For more than a decade, Harvard Law School’s International Human Rights Clinic has been pursuing justice for indigenous people killed during “Black October” 2003, when the Bolivian government violently repressed a popular protest against government policies.

In 2018, a jury found the former officials liable under the Torture Victims Protection Act (TVPA) and awarded plaintiffs $10 million in damages after a month-long trial that included six days of deliberations. The trial marked the first time in U.S. history that a former head of state sat before his accusers in a U.S. human rights trial.

In an unusual move, a month later the trial court set aside the jury verdict and entered its own judgment holding the defendants not liable based on insufficient evidence. In November 2019, two of the plaintiffs, whose young daughter had been killed by soldiers in the massacre, traveled to Miami to have their appeal heard. The Court of Appeals vacated the district court’s judgment and remanded the case to the district court for further proceedings. In addition, the Court of Appeals held that plaintiffs were entitled to a new trial on related wrongful-death claims because the district court had abused its discretion in admitting certain evidence that was favorable to the defendants.

“This is such wonderful news,” said Sonia Espejo, whose husband Lucio was killed in the 2003 Massacre. “We have fought for so long. We will continue fighting, but for today, I feel happy. I feel calm.”

“This is an important moment in the struggle for accountability, not just for the families, but for all of Bolivia,” said Thomas Becker ’08 of the International Human Rights Clinic at Harvard Law School. “Today is a victory for human rights.”

The appellate court held that plaintiffs provided sufficient evidence that “soldiers deliberately fired deadly shots with measured awareness that they would mortally wound civilians who posed no risk of danger. None of the decedents were armed, nor was there evidence that they posed a threat to the soldiers. Many were shot while they were inside a home or in a building. Others were shot while they were hiding or fleeing.”

The appellate court vacated the lower court’s judgment and remanded the case to the district court to (i) decide whether the jury verdict should be reinstated under the proper standard, and (ii) hold a new trial on plaintiffs’ related wrongful death claims.
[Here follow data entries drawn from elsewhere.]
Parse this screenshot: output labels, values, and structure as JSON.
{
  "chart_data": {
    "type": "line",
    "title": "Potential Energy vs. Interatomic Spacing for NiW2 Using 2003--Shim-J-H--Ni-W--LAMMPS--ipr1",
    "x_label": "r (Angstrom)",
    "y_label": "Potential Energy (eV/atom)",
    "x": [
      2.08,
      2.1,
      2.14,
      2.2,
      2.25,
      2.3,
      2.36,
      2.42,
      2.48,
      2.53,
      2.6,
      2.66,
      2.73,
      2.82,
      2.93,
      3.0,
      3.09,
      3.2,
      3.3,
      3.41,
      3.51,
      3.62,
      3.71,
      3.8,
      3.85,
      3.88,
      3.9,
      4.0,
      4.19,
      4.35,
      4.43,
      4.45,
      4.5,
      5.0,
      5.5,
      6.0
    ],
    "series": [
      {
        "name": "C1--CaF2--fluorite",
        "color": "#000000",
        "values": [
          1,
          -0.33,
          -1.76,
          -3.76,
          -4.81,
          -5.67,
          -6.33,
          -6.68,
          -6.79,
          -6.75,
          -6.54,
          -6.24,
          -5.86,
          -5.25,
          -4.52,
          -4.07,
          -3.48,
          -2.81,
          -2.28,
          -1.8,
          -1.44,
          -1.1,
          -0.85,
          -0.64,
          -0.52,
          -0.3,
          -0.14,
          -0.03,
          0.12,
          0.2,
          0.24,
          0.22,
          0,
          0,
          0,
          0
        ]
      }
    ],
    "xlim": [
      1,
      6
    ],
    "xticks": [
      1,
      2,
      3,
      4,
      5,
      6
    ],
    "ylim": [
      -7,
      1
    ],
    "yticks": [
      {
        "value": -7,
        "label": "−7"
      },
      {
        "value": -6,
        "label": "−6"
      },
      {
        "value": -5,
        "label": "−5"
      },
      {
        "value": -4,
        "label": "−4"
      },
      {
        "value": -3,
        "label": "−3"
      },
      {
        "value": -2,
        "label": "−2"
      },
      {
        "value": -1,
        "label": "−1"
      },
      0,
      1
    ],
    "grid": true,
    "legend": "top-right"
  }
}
In September and October 2003, acting under the authority of Sánchez de Lozada and Sánchez Berzaín, the Bolivian military killed 58 of its own citizens and injured more than 400, almost all of them from indigenous communities, during a period of civil unrest known as the “Gas War.” Among those killed were an eight-year-old girl, a pregnant woman (whose fetus also died), and elderly people. After the massacre, Sánchez de Lozada and Sánchez Berzaín fled to the United States, where they have lived since. Former military commanders and government officials who acted under the authority of the two men were convicted in Bolivia in 2003 for their roles in the killings. Sánchez de Lozada and Sánchez Berzaín were indicted in the same case but could not be tried in absentia under Bolivian law.

The case was brought by the family members of eight people killed during the massacre, among them Etelvina Ramos Mamani and Eloy Rojas Mamani, whose eight-year-old daughter Marlene was killed in front of her mother when a single shot was fired through the window; Teófilo Baltazar Cerro, whose pregnant wife Teodosia was killed after a bullet was fired through the wall of a house; Felicidad Rosa Huanca Quispe, whose 69-year-old father Raul was shot and killed along a roadside; and Gonzalo Mamani Aguilar, whose father Arturo was shot and killed while tending his crops.

“We are elated that the families who lost loved ones in the 2003 massacres have won this important victory,” said Beth Stephens, a cooperating attorney with the Center for Constitutional Rights.

At the three-week trial, a former soldier in the Bolivian military testified that he was ordered to shoot at “anything that moves” in a civilian community. Another witnessed a military officer kill a soldier for refusing to follow orders to shoot at unarmed civilians. Witnesses also recounted that tanks rolled through the streets and soldiers shot for hours on end, including into homes and at fleeing, unarmed civilians. Despite all the testimony, in setting aside the jury’s verdict the trial judge concluded that there was insufficient evidence to hold the defendants liable for extrajudicial killings. The case, Mamani v. Sánchez de Lozada and Sánchez Berzaín, was filed in 2007 under the TVPA, which allows damages to be recovered in U.S. federal courts for extrajudicial killings. The case alleged that Sánchez de Lozada and Sánchez Berzaín planned and ordered the killings.

“Akin Gump’s pro bono practice has been honored to work with these Bolivian families for more than 13 years,” said Akin Gump Strauss Hauer & Feld LLP Pro Bono Partner Steven Schulman. “We are gratified that the Eleventh Circuit carefully reviewed the evidence we presented at trial and agreed that the District Court should not have displaced the jury’s verdict as it did.”

The family members are represented by a team of lawyers with the Center for Constitutional Rights, Harvard Law School’s International Human Rights Clinic, and the law firms of Akin Gump Strauss Hauer & Feld LLP, and Schonbrun, Seplow, Harris & Hoffman, LLP.